Translator of the Manx Bible

John Kelly LL.D. (1750 – 12 November 1809) was a Manx scholar, translator and clergyman.

== Early life and education ==
Kelly was born at Douglas, Isle of Man, the only son of wine cooper and farmer William Kelly and his wife Alice Kewley. He was educated by Reverend Philip Moore in the Douglas Grammar School and later at St John's College, Cambridge, where he took his LL.D degree in 1799. He was ordained in 1776 and married Louisa Dolland in 1784.

== Translation of the Bible ==
While still a teenager, Kelly worked with his former teacher Moore in the venture with other Manx scholars and clergymen to translate the Bible into Manx. Kelly contributed with a revision of the books of the Old Testament, and also the transcription, and supervision of the printing of both Testaments at Whitehaven. The Bible had been divided into different volumes to make printing and transport easier.

The manuscript translation of the Old Testament from Deuteronomy to Job was nearly destroyed when the boat that Kelly was travelling on from Douglas to Whitehaven, struck rocks and became shipwrecked.
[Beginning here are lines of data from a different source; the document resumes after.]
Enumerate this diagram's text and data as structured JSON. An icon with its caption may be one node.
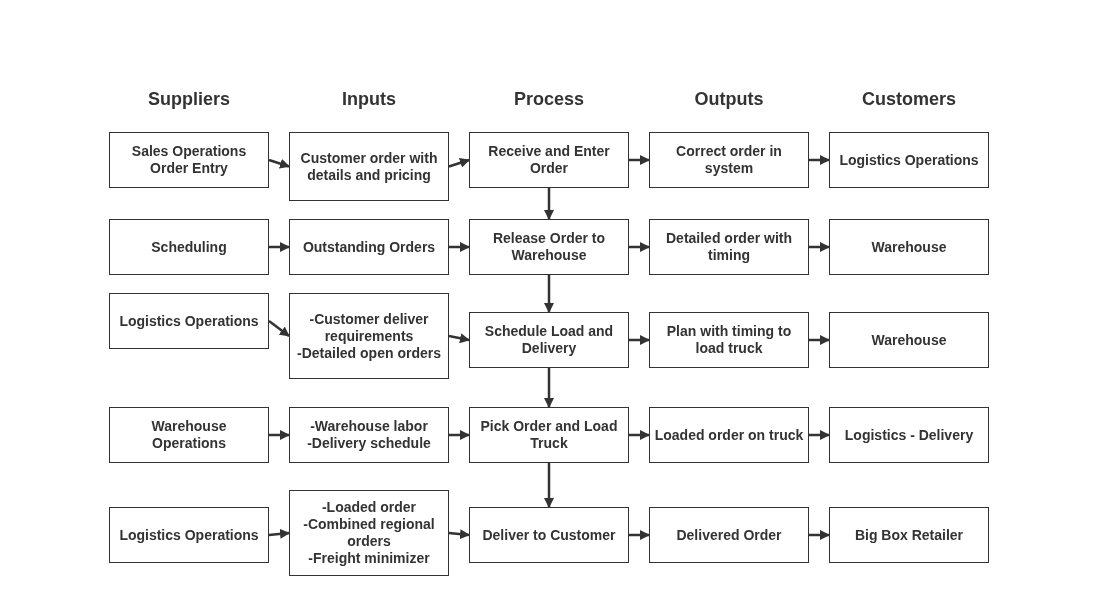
{
  "diagram": {
    "nodes": [
      {
        "text": [
          "Sales Operations Order Entry"
        ]
      },
      {
        "text": [
          "Customer order with details and pricing"
        ]
      },
      {
        "text": [
          "Receive and Enter Order"
        ]
      },
      {
        "text": [
          "Correct order in system"
        ]
      },
      {
        "text": [
          "Logistics Operations"
        ]
      },
      {
        "text": [
          "Scheduling"
        ]
      },
      {
        "text": [
          "Outstanding Orders"
        ]
      },
      {
        "text": [
          "Release Order to Warehouse"
        ]
      },
      {
        "text": [
          "Detailed order with timing"
        ]
      },
      {
        "text": [
          "Warehouse"
        ]
      },
      {
        "text": [
          "Logistics Operations"
        ]
      },
      {
        "text": [
          "-Customer deliver requirements",
          "-Detailed open orders"
        ]
      },
      {
        "text": [
          "Schedule Load and Delivery"
        ]
      },
      {
        "text": [
          "Plan with timing to load truck"
        ]
      },
      {
        "text": [
          "Warehouse"
        ]
      },
      {
        "text": [
          "Warehouse Operations"
        ]
      },
      {
        "text": [
          "-Warehouse labor",
          "-Delivery schedule"
        ]
      },
      {
        "text": [
          "Pick Order and Load Truck"
        ]
      },
      {
        "text": [
          "Loaded order on truck"
        ]
      },
      {
        "text": [
          "Logistics - Delivery"
        ]
      },
      {
        "text": [
          "Logistics Operations"
        ]
      },
      {
        "text": [
          "-Loaded order",
          "-Combined regional orders",
          "-Freight minimizer"
        ]
      },
      {
        "text": [
          "Deliver to Customer"
        ]
      },
      {
        "text": [
          "Delivered Order"
        ]
      },
      {
        "text": [
          "Big Box Retailer"
        ]
      }
    ],
    "edges": [
      {
        "from": 0,
        "to": 1,
        "arrow": "to"
      },
      {
        "from": 1,
        "to": 2,
        "arrow": "to"
      },
      {
        "from": 2,
        "to": 3,
        "arrow": "to"
      },
      {
        "from": 3,
        "to": 4,
        "arrow": "to"
      },
      {
        "from": 5,
        "to": 6,
        "arrow": "to"
      },
      {
        "from": 6,
        "to": 7,
        "arrow": "to"
      },
      {
        "from": 7,
        "to": 8,
        "arrow": "to"
      },
      {
        "from": 8,
        "to": 9,
        "arrow": "to"
      },
      {
        "from": 10,
        "to": 11,
        "arrow": "to"
      },
      {
        "from": 11,
        "to": 12,
        "arrow": "to"
      },
      {
        "from": 12,
        "to": 13,
        "arrow": "to"
      },
      {
        "from": 13,
        "to": 14,
        "arrow": "to"
      },
      {
        "from": 15,
        "to": 16,
        "arrow": "to"
      },
      {
        "from": 16,
        "to": 17,
        "arrow": "to"
      },
      {
        "from": 17,
        "to": 18,
        "arrow": "to"
      },
      {
        "from": 18,
        "to": 19,
        "arrow": "to"
      },
      {
        "from": 20,
        "to": 21,
        "arrow": "to"
      },
      {
        "from": 21,
        "to": 22,
        "arrow": "to"
      },
      {
        "from": 22,
        "to": 23,
        "arrow": "to"
      },
      {
        "from": 23,
        "to": 24,
        "arrow": "to"
      },
      {
        "from": 2,
        "to": 7,
        "arrow": "to"
      },
      {
        "from": 7,
        "to": 12,
        "arrow": "to"
      },
      {
        "from": 12,
        "to": 17,
        "arrow": "to"
      },
      {
        "from": 17,
        "to": 22,
        "arrow": "to"
      }
    ],
    "labels": [
      "Suppliers",
      "Inputs",
      "Process",
      "Outputs",
      "Customers"
    ]
  }
}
Kelly only managed to save the manuscript by holding it for five hours above the waves, before being rescued.

The translation and publication of the Bible in Manx helped to fix Manx orthography and spelling.

== Manx grammar and dictionary ==
While working on the translation of the Bible, Kelly began his work on developing a grammar for the Manx language as he found that he had nothing to aid him in his translation "except for the four Gospels". This culminated in his A Practical Grammar of the Ancient Gaelic or Language of the Isle of Man, usually called Manks published in 1804.

Kelly's major life's work was A Triglot Dictionary of the Celtic Language, as spoken in Man, Scotland, and Ireland, together with the English. During Kelly's life, the publication of this vocabulary was interrupted by a fire that destroyed the printed volumes, and part of the manuscript; it was eventually prepared and amended for an 1866 edition from the surviving two manuscripts by the Manx Society.